None of which happened. Although he needs a cane, Peter is walking and driving a car, and has lost none of his mental faculties. He has returned to work as the pastoral care director of Columbus Residence, a care facility for the elderly in south Vancouver.
News of his inexplicable recovery eventually spread to Marmion's former abbey in Belgium and to an Irish priest, Rev. Mark Tierney of County Limerick, who is promoting Marmion's cause for sainthood.
So who was Blessed Marmion? He was born in Dublin in 1858 and was a diocesan priest until he entered Maredsous Abbey in Belgium, where he became abbot in 1909. He wrote a number of books, including Christ, the Life of the Soul, that are considered spiritual classics. A Benedictine abbey in Illinois is named after him.
Both the Maredsous Abbey and Tierney have asked the archdiocese to launch a formal investigation into the healing and Tierney has already travelled to Vancouver and met the Andersens.

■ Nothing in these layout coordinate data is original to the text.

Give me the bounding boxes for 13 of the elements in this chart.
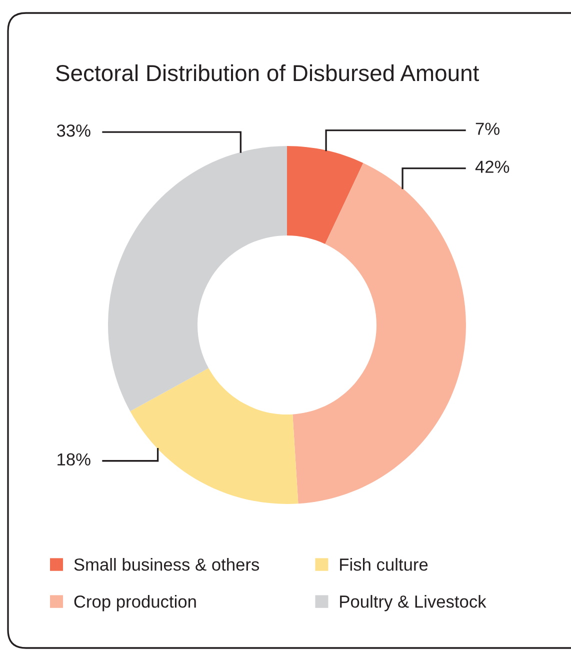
legend-label: Crop production: [74, 595, 196, 612]
donut-slice: [287, 146, 364, 244]
data-label: 33%: [56, 124, 90, 137]
donut-slice: [292, 163, 466, 504]
legend-label: Small business & others: [74, 558, 260, 571]
chart-title: Sectoral Distribution of Disbursed Amount: [56, 64, 479, 82]
data-label: 18%: [58, 453, 90, 466]
legend-label: Poultry & Livestock: [340, 595, 486, 612]
legend-label: Fish culture: [340, 558, 428, 571]
data-label: 42%: [475, 160, 510, 173]
donut-slice: [130, 368, 298, 504]
donut-slice: [108, 146, 287, 412]
data-label: 7%: [476, 122, 500, 135]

Horgan, an expert on the church's process for canonization, said the inquiry will gather all the medical documentation and seek to interview physicians involved in the treatment. It will take statements from himself and the Andersens. "It's a rigorous process and the word miracle isn't used. What will be investigated is whether the healing was of such an extraordinary nature as to be medically inexplicable, in other words, something that science can't account for," Horgan said. If the local investigation is satisfied the case was medically inexplicable, then all the material will be sent to Rome to the Vatican's Congregation For the Causes of Saints, the department that investigates candidates for sainthood. The dossier will be given to a medical consultation team of nine physicians to review, and if they determine the healing to be inexplicable it then passes to a committee of theologians to see if a connection can be draw between the medical outcome and Marmion, said Horgan. "If they believe that is the case, it then becomes reviewed by a committee of bishops and if it passes them it is bumped up to the Pope. He's the only one who can say it's a miracle," Horgan said.
If Andersen's recovery is declared a miracle through the intercession of Marmion, then the monk will be canonized as a saint. For the Andersens, that would be the icing on the cake. "We're hoping, too, that he is declared a doctor of the church," said Charlene. If he is, then this little-known Irish monk will join an elite club of saints, mystics and writers that now numbers only 33 and contains such luminaries as Thomas Aquinas, Augustine and Teresa of Avila.